Clarence Louie (born 1960) is a Canadian First Nations leader and businessman. Louie has been the chief of the Osoyoos Indian Band in British Columbia's Okanagan for ten terms, the first beginning in 1985. He has been credited with contributing to the economic success of the small community, and has received regional, national, and international recognition, including the Order of British Columbia in 2004 and the Order of Canada in 2016.

==Early life==
Louie was born near Oliver and raised on the Osoyoos reserve by a single mother. Due to high unemployment, many adults in the community had to work as transient labourers on fruit orchards in nearby Washington state. Louie was forced to be self-sufficient during his childhood years. At age 19, he left British Columbia and enrolled in First Nations University in Regina, Saskatchewan. He then studied native studies at the University of Lethbridge in Alberta. After receiving his degree, he returned to the Okanagan.

==Tenure as chief==
At 24 years of age, Louie was elected as chief of the Osoyoos Indian Band. The band has 460 members, and controls 32000 acres of land. He started the Osoyoos Indian Band Development Corporation (OIBDC) in 1988. Through the corporation's efforts, the previously impoverished band started or acquired nine businesses, including tourism, construction, and recreation companies. The band now employs 700 people including non-First Nations. A high-profile business started by the OIBDC during Louie's tenure is Nk'Mip Cellars, the first aboriginal-owned winery in North America.

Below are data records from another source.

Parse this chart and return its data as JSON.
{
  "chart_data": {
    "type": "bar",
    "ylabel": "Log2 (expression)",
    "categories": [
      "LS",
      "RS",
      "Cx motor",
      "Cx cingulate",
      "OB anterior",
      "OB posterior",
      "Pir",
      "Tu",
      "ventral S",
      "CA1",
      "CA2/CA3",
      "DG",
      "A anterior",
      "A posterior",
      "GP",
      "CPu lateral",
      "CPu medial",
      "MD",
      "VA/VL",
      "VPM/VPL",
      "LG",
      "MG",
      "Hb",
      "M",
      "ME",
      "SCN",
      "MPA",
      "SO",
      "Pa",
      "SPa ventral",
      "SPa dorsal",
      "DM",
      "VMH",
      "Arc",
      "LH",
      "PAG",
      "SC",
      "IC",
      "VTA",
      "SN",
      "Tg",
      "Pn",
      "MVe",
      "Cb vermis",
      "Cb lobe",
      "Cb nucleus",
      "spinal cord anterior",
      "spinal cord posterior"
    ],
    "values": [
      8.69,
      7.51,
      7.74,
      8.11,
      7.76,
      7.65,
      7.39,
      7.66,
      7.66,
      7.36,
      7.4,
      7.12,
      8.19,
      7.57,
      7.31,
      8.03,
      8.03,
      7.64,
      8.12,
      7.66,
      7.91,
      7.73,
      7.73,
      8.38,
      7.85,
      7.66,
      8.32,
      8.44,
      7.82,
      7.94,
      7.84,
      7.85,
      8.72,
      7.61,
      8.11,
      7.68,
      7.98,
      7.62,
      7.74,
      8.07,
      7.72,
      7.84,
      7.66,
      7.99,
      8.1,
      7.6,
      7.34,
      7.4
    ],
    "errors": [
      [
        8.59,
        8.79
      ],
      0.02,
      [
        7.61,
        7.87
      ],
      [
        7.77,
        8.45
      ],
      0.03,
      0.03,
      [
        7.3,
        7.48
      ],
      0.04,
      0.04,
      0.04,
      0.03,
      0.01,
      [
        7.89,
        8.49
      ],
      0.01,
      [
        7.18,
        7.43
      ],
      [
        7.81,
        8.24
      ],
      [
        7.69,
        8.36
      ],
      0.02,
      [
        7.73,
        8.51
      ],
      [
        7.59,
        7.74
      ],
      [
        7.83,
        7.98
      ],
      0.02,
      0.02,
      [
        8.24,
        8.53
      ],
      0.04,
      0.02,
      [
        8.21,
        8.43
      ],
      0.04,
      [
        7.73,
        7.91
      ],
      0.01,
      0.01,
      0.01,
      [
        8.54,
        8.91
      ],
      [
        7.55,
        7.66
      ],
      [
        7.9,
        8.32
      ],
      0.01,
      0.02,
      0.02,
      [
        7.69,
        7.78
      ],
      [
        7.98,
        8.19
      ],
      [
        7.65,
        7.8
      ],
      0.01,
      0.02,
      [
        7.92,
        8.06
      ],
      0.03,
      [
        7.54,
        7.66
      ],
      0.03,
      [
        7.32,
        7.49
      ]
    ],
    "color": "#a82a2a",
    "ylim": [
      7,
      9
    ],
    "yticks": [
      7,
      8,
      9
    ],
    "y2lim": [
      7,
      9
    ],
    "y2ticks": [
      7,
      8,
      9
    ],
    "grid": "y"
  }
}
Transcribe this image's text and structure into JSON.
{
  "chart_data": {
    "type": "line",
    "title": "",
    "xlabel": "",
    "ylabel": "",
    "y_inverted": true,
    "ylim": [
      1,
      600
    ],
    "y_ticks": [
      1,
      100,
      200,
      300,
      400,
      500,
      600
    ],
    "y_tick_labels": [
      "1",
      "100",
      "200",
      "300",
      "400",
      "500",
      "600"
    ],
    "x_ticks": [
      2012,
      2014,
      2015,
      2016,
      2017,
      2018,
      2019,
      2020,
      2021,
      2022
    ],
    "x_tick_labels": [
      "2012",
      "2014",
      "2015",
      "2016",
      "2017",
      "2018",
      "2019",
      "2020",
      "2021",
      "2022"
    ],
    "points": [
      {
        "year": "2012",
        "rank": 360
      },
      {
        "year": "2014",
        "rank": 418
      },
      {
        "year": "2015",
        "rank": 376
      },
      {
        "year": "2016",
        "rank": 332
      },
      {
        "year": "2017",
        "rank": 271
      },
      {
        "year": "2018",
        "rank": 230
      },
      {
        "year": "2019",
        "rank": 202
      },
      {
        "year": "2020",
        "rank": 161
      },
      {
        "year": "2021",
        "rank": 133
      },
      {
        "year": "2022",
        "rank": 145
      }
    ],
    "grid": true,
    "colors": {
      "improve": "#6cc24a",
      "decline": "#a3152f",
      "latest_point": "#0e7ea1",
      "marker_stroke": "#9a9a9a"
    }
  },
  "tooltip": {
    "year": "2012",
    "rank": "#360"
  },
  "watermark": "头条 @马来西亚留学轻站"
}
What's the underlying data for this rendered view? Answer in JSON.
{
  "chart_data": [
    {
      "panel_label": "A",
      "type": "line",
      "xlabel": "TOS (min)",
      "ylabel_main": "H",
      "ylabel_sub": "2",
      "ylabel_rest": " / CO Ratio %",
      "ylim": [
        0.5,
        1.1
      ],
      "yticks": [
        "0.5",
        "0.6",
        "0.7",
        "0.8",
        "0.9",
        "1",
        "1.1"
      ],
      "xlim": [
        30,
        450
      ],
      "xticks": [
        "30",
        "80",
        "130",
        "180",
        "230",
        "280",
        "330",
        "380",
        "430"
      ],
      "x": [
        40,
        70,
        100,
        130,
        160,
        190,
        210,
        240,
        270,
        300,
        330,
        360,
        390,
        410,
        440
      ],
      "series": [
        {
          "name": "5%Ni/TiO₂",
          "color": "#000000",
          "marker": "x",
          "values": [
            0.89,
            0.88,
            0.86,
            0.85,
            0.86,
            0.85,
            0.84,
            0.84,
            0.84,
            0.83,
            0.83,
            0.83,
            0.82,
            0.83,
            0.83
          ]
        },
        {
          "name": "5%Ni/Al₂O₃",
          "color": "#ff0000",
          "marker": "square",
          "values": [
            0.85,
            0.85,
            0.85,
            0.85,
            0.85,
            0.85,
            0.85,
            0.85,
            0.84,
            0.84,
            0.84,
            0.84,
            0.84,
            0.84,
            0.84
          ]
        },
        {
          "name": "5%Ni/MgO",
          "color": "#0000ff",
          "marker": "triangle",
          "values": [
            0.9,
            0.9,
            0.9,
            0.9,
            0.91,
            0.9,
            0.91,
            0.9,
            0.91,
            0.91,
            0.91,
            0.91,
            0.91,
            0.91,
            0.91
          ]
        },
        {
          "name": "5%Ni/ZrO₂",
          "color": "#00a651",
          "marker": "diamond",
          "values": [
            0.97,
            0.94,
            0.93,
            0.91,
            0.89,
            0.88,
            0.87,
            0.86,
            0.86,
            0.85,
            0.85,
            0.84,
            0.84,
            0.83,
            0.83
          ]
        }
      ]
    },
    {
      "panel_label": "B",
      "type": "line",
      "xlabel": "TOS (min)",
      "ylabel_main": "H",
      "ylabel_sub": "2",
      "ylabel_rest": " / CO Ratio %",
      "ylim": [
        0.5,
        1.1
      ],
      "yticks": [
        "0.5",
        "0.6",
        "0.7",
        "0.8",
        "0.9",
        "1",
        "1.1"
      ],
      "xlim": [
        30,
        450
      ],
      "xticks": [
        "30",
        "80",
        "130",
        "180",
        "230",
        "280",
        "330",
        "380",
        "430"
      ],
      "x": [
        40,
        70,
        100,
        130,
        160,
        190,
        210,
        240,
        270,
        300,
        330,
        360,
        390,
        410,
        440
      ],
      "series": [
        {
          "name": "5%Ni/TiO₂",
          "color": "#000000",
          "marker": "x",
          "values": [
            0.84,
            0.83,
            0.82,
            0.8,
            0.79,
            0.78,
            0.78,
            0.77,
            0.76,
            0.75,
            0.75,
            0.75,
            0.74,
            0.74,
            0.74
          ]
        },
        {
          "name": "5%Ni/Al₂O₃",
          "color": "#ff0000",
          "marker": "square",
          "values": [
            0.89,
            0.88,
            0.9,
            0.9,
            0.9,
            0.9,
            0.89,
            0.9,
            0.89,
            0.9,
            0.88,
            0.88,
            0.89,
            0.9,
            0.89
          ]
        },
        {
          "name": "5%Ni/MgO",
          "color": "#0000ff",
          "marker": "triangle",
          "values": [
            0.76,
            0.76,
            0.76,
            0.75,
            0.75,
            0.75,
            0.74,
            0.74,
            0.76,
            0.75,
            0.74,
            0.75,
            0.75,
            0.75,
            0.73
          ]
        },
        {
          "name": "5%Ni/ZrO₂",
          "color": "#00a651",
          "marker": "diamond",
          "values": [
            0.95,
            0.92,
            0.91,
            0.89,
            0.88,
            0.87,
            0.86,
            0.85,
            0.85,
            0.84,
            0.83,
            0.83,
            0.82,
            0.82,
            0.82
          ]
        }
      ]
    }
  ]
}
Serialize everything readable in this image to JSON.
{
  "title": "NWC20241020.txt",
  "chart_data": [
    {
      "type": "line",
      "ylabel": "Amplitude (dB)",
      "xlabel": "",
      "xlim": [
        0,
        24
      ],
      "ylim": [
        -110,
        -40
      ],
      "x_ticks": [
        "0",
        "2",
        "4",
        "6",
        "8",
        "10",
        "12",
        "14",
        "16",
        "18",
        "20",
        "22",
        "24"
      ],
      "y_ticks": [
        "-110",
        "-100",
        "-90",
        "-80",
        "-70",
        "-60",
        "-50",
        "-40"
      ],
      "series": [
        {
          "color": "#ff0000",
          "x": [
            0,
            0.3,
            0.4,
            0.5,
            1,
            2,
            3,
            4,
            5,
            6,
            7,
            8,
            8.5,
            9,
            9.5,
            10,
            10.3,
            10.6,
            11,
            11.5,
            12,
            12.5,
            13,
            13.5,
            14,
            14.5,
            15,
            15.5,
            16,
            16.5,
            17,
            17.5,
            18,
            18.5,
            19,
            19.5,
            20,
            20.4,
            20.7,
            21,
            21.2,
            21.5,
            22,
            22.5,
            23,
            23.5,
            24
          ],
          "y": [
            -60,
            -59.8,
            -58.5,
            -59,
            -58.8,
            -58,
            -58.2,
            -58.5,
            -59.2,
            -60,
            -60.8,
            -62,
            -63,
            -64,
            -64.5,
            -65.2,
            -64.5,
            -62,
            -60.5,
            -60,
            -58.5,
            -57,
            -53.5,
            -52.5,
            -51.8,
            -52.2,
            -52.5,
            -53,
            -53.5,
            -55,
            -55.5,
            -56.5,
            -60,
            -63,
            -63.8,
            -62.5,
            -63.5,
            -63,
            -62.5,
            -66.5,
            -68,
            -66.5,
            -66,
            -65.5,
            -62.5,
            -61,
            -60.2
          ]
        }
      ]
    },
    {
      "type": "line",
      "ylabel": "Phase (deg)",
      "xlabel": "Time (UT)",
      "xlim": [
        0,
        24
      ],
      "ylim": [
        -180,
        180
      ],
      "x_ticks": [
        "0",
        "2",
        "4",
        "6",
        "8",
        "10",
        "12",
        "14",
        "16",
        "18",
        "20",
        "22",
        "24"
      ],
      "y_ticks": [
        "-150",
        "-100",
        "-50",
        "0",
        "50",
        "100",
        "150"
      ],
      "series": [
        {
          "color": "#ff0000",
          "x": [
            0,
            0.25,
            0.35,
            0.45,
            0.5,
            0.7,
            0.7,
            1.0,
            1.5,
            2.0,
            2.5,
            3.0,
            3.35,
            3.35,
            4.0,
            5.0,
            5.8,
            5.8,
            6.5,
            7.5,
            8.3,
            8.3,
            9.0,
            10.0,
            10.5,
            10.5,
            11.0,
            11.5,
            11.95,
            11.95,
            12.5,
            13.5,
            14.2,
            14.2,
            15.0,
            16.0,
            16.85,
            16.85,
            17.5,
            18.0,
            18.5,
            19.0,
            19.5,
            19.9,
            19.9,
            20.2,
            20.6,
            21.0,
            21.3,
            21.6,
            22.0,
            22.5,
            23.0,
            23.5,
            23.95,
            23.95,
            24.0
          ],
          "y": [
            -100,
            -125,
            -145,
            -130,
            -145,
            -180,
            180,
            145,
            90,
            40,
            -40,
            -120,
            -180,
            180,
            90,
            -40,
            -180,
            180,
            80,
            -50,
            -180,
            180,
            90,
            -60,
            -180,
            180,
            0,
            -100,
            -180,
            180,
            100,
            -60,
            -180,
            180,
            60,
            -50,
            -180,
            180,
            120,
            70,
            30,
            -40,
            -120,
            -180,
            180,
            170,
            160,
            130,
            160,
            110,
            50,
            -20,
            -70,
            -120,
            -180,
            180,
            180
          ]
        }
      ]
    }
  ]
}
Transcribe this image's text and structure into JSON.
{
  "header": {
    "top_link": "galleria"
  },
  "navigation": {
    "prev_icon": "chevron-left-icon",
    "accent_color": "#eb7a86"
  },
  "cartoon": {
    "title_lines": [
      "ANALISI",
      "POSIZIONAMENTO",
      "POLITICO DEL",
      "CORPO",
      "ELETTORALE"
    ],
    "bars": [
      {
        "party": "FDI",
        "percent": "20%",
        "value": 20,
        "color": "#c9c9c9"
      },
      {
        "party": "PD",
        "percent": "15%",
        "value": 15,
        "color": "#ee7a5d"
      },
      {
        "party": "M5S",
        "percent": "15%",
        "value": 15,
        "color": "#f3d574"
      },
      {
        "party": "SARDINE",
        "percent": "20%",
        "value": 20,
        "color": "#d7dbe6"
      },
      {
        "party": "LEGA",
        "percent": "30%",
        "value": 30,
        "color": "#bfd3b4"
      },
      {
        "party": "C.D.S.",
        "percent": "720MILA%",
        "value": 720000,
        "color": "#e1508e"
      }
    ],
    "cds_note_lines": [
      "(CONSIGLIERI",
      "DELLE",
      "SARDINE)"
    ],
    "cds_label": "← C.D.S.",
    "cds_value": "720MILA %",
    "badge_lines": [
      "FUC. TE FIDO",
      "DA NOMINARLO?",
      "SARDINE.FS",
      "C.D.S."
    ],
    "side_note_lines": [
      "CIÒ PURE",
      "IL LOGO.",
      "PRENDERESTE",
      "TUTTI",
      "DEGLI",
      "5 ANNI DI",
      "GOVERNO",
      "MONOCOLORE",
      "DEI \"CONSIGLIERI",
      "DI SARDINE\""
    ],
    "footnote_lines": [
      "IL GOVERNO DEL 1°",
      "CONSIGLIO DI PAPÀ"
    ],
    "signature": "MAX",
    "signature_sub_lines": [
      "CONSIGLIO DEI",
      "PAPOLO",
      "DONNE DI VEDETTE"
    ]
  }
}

Louie has served 10 terms as of 2012, winning every election but one since 1985. He consulted with federal finance minister Jim Flaherty in 2008 on matters of economic development. He is a two-term chair of the National Aboriginal Economic Development Board. In 2003, Louie was chosen by the U.S. Department of State as one of six Canadian First Nations leaders to review economic development in American Indian communities. In 2004, he received the Order of British Columbia. Louie has also been involved in land claim settlements with the provincial government. He was given the Freedom of the Town of Oliver British Columbia on 21 July 2017.